Thirteen years ago, an evangelical minister in Idaho who was about to headline a “history” conference at the University of Idaho at Moscow ran head-on into a massive political firestorm. The cause was a book pastor Douglas Wilson had co-authored that offered up an unusual take on antebellum American slavery.
“Slavery as it existed in the South … was a relationship based upon mutual affection and confidence,” according to Southern Slavery, As It Was. “There has never been a multiracial society which has existed with such mutual intimacy and harmony in the history of the world.” And there was this: “Slavery was to them [slaves] a life of plenty, of simple pleasures, of food, clothes and good medical care.”
An uproar ensued, with the presidents of two local universities, numerous editorials, scores of letters to the editor, participants in several rallies and any number of other sources condemning Wilson’s sorry scholarship. Historians pilloried Wilson for a rose-colored version of slavery as it never was.
Earlier this year, Wilson, in a form, was back.
In February, the Tennessee state Senate considered a Republican bill that would have allowed church schools to be accredited by the Association of Classical and Christian Schools — started by Wilson years before to accredit such schools as his own Logos school in Moscow. The association’s site still carries Wilson essays like “Nurturing Masculinity,” and includes in its recommended readings an essay by R.L. Dabney, a Confederate chaplain who once described black people as a “morally inferior race,” a “sordid, alien taint” marked by “lying, theft, drunkenness.”

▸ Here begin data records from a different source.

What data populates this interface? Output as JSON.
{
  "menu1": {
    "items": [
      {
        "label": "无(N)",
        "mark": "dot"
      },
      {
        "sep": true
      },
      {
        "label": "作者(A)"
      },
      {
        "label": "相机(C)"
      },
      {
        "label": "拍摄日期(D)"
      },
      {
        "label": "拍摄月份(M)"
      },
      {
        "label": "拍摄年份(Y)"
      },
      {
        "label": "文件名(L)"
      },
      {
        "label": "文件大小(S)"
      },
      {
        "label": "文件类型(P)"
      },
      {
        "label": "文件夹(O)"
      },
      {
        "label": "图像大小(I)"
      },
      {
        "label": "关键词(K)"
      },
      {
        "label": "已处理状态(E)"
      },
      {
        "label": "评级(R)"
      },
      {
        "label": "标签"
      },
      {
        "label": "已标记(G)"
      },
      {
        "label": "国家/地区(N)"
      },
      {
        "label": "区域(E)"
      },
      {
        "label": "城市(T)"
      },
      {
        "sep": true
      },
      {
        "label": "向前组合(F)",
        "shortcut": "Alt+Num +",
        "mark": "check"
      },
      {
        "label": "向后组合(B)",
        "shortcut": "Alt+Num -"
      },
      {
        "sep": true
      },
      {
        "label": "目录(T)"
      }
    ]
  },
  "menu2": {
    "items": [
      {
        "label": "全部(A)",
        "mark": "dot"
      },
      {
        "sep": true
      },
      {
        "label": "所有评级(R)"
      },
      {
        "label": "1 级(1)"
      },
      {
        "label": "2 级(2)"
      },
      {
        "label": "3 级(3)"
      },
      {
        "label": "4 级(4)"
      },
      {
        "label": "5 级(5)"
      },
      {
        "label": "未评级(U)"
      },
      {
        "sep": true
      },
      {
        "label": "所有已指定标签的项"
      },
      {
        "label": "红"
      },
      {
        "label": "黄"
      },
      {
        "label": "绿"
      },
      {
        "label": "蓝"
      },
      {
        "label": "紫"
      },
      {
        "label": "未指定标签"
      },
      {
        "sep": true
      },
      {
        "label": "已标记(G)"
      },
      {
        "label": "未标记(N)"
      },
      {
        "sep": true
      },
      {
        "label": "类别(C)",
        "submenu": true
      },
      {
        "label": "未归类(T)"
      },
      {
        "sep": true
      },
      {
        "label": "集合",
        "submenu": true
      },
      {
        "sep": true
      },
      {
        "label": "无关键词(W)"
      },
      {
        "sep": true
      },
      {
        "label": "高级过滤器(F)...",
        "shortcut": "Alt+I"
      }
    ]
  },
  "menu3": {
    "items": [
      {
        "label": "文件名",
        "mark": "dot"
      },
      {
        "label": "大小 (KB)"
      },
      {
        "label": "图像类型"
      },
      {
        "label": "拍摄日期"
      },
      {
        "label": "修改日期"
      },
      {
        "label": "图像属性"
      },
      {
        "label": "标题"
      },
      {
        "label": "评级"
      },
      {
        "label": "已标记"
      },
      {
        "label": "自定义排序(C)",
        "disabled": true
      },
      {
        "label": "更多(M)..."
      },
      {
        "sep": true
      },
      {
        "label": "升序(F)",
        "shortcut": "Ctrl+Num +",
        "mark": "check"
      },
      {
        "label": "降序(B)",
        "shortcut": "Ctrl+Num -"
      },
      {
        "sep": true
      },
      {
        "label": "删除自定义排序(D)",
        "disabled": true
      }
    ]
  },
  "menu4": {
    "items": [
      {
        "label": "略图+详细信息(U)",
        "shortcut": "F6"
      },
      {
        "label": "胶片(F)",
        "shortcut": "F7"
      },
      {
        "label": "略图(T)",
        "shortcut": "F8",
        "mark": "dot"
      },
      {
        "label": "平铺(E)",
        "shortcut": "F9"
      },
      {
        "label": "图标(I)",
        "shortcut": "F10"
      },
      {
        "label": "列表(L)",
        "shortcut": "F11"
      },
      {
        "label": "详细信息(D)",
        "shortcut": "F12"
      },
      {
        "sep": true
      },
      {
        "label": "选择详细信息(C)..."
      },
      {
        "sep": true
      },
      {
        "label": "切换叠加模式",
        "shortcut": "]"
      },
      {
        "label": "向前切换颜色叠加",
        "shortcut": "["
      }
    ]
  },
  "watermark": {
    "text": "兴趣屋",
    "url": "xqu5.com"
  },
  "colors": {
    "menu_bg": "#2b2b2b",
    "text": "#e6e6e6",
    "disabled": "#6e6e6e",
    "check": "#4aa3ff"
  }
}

Wilson has also called for the execution of adulterers, said LGBT people should be exiled, argued that a rapist should be able to pay his victim’s father in order to make her his bride, and said women are made to depend on men. He no longer has an official position with the association, but Raw Story reported that he was to give the group’s annual conference plenary speech earlier this year.
In the end, Wilson’s comments came to public attention, and the bill offered by state Sen. Brian Kelsey (R-Germantown) went down to defeat. Apparently, Wilson’s views were too much even for conservative lawmakers.